Being in Brazil had been inspiring to everyone in our group. Here in Belem there are so many community groups that worked together to mobilise around the COP, the people’s summit and the big march yesterday. It was more vibrant and had more involvement of the wider populating than the last three held in authoritarian states (and Glasgow still had covid restrictions).
Chatting to one of them over dinner tonight, I was recalling that I learned about the Amazon basin and the rainforest in Geography back in the eighties. A year later I was taught about the greenhouse effect and global warming. I had never travelled to South America but have always remembered those lessons and have been concerned about environmental issues ever since.

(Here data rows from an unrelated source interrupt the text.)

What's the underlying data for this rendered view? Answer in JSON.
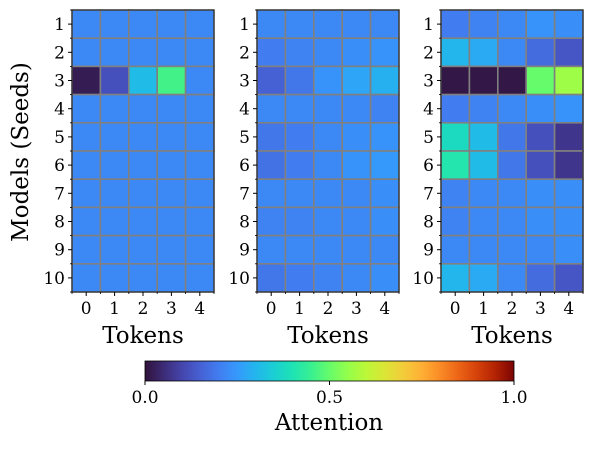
{
  "chart_data": [
    {
      "type": "heatmap",
      "ylabel": "Models (Seeds)",
      "xlabel": "Tokens",
      "x": [
        "0",
        "1",
        "2",
        "3",
        "4"
      ],
      "y": [
        "1",
        "2",
        "3",
        "4",
        "5",
        "6",
        "7",
        "8",
        "9",
        "10"
      ],
      "values": [
        [
          0.22,
          0.22,
          0.22,
          0.22,
          0.22
        ],
        [
          0.22,
          0.22,
          0.22,
          0.22,
          0.22
        ],
        [
          0.02,
          0.12,
          0.31,
          0.46,
          0.22
        ],
        [
          0.22,
          0.22,
          0.22,
          0.22,
          0.22
        ],
        [
          0.22,
          0.22,
          0.22,
          0.22,
          0.22
        ],
        [
          0.22,
          0.22,
          0.22,
          0.22,
          0.22
        ],
        [
          0.22,
          0.22,
          0.22,
          0.22,
          0.22
        ],
        [
          0.22,
          0.22,
          0.22,
          0.22,
          0.22
        ],
        [
          0.22,
          0.22,
          0.22,
          0.22,
          0.22
        ],
        [
          0.22,
          0.22,
          0.22,
          0.22,
          0.22
        ]
      ]
    },
    {
      "type": "heatmap",
      "xlabel": "Tokens",
      "x": [
        "0",
        "1",
        "2",
        "3",
        "4"
      ],
      "y": [
        "1",
        "2",
        "3",
        "4",
        "5",
        "6",
        "7",
        "8",
        "9",
        "10"
      ],
      "values": [
        [
          0.22,
          0.22,
          0.22,
          0.22,
          0.22
        ],
        [
          0.2,
          0.21,
          0.22,
          0.23,
          0.24
        ],
        [
          0.15,
          0.19,
          0.24,
          0.27,
          0.29
        ],
        [
          0.22,
          0.22,
          0.22,
          0.22,
          0.21
        ],
        [
          0.19,
          0.2,
          0.22,
          0.23,
          0.24
        ],
        [
          0.18,
          0.2,
          0.22,
          0.24,
          0.25
        ],
        [
          0.22,
          0.22,
          0.22,
          0.22,
          0.23
        ],
        [
          0.21,
          0.21,
          0.22,
          0.22,
          0.23
        ],
        [
          0.22,
          0.22,
          0.22,
          0.22,
          0.22
        ],
        [
          0.19,
          0.2,
          0.21,
          0.22,
          0.23
        ]
      ]
    },
    {
      "type": "heatmap",
      "xlabel": "Tokens",
      "x": [
        "0",
        "1",
        "2",
        "3",
        "4"
      ],
      "y": [
        "1",
        "2",
        "3",
        "4",
        "5",
        "6",
        "7",
        "8",
        "9",
        "10"
      ],
      "values": [
        [
          0.2,
          0.21,
          0.22,
          0.24,
          0.23
        ],
        [
          0.3,
          0.28,
          0.22,
          0.17,
          0.13
        ],
        [
          0.01,
          0.01,
          0.01,
          0.5,
          0.56
        ],
        [
          0.2,
          0.21,
          0.22,
          0.23,
          0.24
        ],
        [
          0.38,
          0.31,
          0.19,
          0.12,
          0.07
        ],
        [
          0.41,
          0.31,
          0.19,
          0.12,
          0.07
        ],
        [
          0.21,
          0.22,
          0.22,
          0.23,
          0.23
        ],
        [
          0.21,
          0.22,
          0.22,
          0.23,
          0.23
        ],
        [
          0.22,
          0.22,
          0.22,
          0.22,
          0.23
        ],
        [
          0.3,
          0.28,
          0.22,
          0.17,
          0.13
        ]
      ]
    }
  ],
  "colorbar": {
    "label": "Attention",
    "ticks": [
      "0.0",
      "0.5",
      "1.0"
    ],
    "tick_values": [
      0.0,
      0.5,
      1.0
    ],
    "range": [
      0.0,
      1.0
    ],
    "colormap": "turbo"
  },
  "colors": {
    "grid": "#808080",
    "axis": "#000000",
    "background": "#ffffff"
  }
}
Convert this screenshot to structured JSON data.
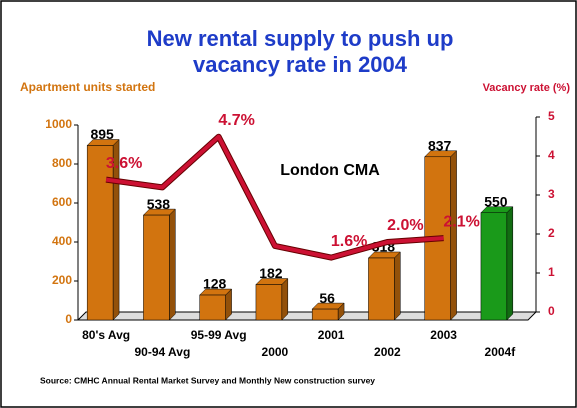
{
  "chart_data": {
    "type": "bar_line",
    "title": "New rental supply to push up vacancy rate in 2004",
    "y_axis_label": "Apartment units started",
    "y2_axis_label": "Vacancy rate (%)",
    "annotation": "London CMA",
    "source": "Source:  CMHC Annual Rental Market Survey and Monthly New construction survey",
    "categories": [
      "80's Avg",
      "90-94 Avg",
      "95-99 Avg",
      "2000",
      "2001",
      "2002",
      "2003",
      "2004f"
    ],
    "series": [
      {
        "name": "Apartment units started",
        "type": "bar",
        "values": [
          895,
          538,
          128,
          182,
          56,
          318,
          837,
          550
        ],
        "colors": [
          "#d2740f",
          "#d2740f",
          "#d2740f",
          "#d2740f",
          "#d2740f",
          "#d2740f",
          "#d2740f",
          "#1a9a1a"
        ]
      },
      {
        "name": "Vacancy rate (%)",
        "type": "line",
        "axis": "y2",
        "color": "#cc1133",
        "values": [
          3.6,
          3.4,
          4.7,
          1.9,
          1.6,
          2.0,
          2.1,
          null
        ],
        "value_labels": [
          "3.6%",
          null,
          "4.7%",
          null,
          "1.6%",
          "2.0%",
          "2.1%",
          null
        ]
      }
    ],
    "ylim": [
      0,
      1000
    ],
    "yticks": [
      0,
      200,
      400,
      600,
      800,
      1000
    ],
    "y2lim": [
      0,
      5
    ],
    "y2ticks": [
      0,
      1,
      2,
      3,
      4,
      5
    ]
  }
}
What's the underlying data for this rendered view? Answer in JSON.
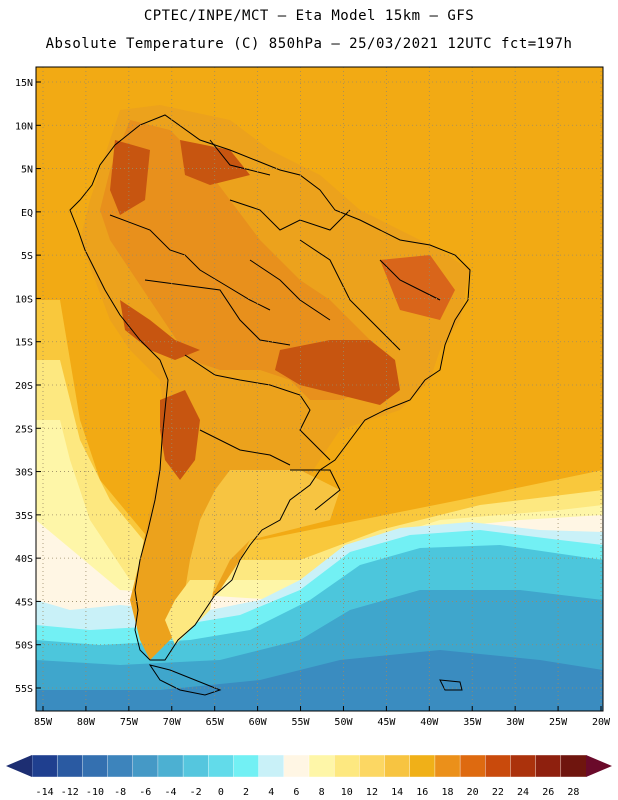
{
  "header": {
    "line1": "CPTEC/INPE/MCT –  Eta Model 15km – GFS",
    "line2": "Absolute Temperature (C) 850hPa – 25/03/2021 12UTC fct=197h"
  },
  "axes": {
    "lat_labels": [
      "15N",
      "10N",
      "5N",
      "EQ",
      "5S",
      "10S",
      "15S",
      "20S",
      "25S",
      "30S",
      "35S",
      "40S",
      "45S",
      "50S",
      "55S"
    ],
    "lon_labels": [
      "85W",
      "80W",
      "75W",
      "70W",
      "65W",
      "60W",
      "55W",
      "50W",
      "45W",
      "40W",
      "35W",
      "30W",
      "25W",
      "20W"
    ]
  },
  "colorbar": {
    "labels": [
      "-14",
      "-12",
      "-10",
      "-8",
      "-6",
      "-4",
      "-2",
      "0",
      "2",
      "4",
      "6",
      "8",
      "10",
      "12",
      "14",
      "16",
      "18",
      "20",
      "22",
      "24",
      "26",
      "28"
    ],
    "colors": [
      "#1f3f8f",
      "#2a5aa2",
      "#3470b0",
      "#3d84bc",
      "#4599c6",
      "#4cb0d2",
      "#55c6de",
      "#62dbea",
      "#72f0f4",
      "#c9f1f8",
      "#fff6e4",
      "#fef6a8",
      "#fde880",
      "#fcd763",
      "#f7c441",
      "#f0b018",
      "#eb901a",
      "#de6a10",
      "#c94a0c",
      "#ab320c",
      "#8e200e",
      "#6f150e"
    ],
    "end_left": "#1d2e72",
    "end_right": "#6a0a2a"
  },
  "field_colors": {
    "ocean_warm": "#f2aa14",
    "land_hot": "#e47a18",
    "land_hotter": "#c75510",
    "mild": "#fbd45a",
    "cool": "#fef0a0",
    "cold": "#4cc6dc",
    "colder": "#3fa6cc",
    "coldest": "#3a8cc0"
  }
}
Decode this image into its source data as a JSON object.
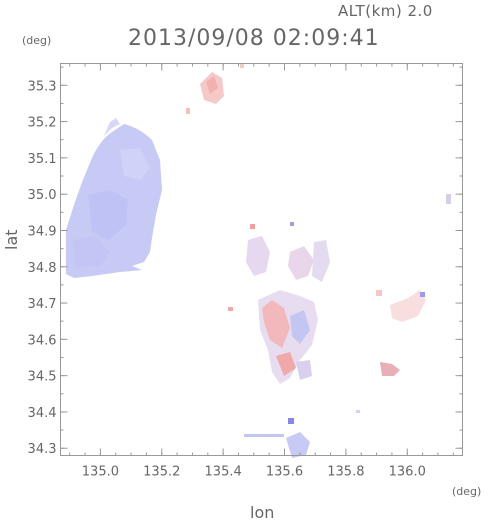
{
  "header": {
    "altitude_label": "ALT(km) 2.0",
    "timestamp": "2013/09/08 02:09:41"
  },
  "axes": {
    "lat_unit": "(deg)",
    "lon_unit": "(deg)",
    "lat_label": "lat",
    "lon_label": "lon",
    "lon_range": [
      134.87,
      136.18
    ],
    "lat_range": [
      34.28,
      35.36
    ],
    "lon_ticks": [
      135.0,
      135.2,
      135.4,
      135.6,
      135.8,
      136.0
    ],
    "lon_tick_labels": [
      "135.0",
      "135.2",
      "135.4",
      "135.6",
      "135.8",
      "136.0"
    ],
    "lat_ticks": [
      34.3,
      34.4,
      34.5,
      34.6,
      34.7,
      34.8,
      34.9,
      35.0,
      35.1,
      35.2,
      35.3
    ],
    "lat_tick_labels": [
      "34.3",
      "34.4",
      "34.5",
      "34.6",
      "34.7",
      "34.8",
      "34.9",
      "35.0",
      "35.1",
      "35.2",
      "35.3"
    ]
  },
  "colors": {
    "axis": "#999999",
    "text": "#666666",
    "positive": "#f08080",
    "negative": "#8080f0",
    "lake": "#c8caf6"
  },
  "chart_data": {
    "type": "heatmap",
    "title": "2013/09/08 02:09:41",
    "xlabel": "lon",
    "ylabel": "lat",
    "xlim": [
      134.87,
      136.18
    ],
    "ylim": [
      34.28,
      35.36
    ],
    "grid": false,
    "clusters": [
      {
        "lon": 135.36,
        "lat": 35.32,
        "sign": "positive"
      },
      {
        "lon": 135.52,
        "lat": 34.84,
        "sign": "mixed"
      },
      {
        "lon": 135.65,
        "lat": 34.84,
        "sign": "mixed"
      },
      {
        "lon": 135.58,
        "lat": 34.63,
        "sign": "mixed"
      },
      {
        "lon": 135.6,
        "lat": 34.52,
        "sign": "mixed"
      },
      {
        "lon": 136.02,
        "lat": 34.7,
        "sign": "positive"
      },
      {
        "lon": 135.93,
        "lat": 34.52,
        "sign": "positive"
      },
      {
        "lon": 135.62,
        "lat": 34.31,
        "sign": "negative"
      },
      {
        "lon": 136.14,
        "lat": 34.98,
        "sign": "negative"
      }
    ]
  }
}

How wonderful to spend my last COP at the place that inspired me all those years ago. The huge trees everywhere in Belem and the little sections of preserved forest and the massive and fast flowing river, the constantly screeching parakeets, the mangos, the acai, the sun and the rain, will all serve to remind delegates what they need to save.

Working, meeting and chatting with reps from all over the world gives us an understanding of how far apart our experiences are and yet how close. Abdirahman’s auntie lives in Haringey, London. In his words: “us Somalians love to travel”. He is young, starting out on his working life. I am nearly finishing mine. He is full of hope, growing in confidence and learning all the time. I am old enough to know we never stop learning.
This rainforest COP may have been the last one for me. But the forest is coming home with me, along with that tiny hummingbird. I’m just a beginner!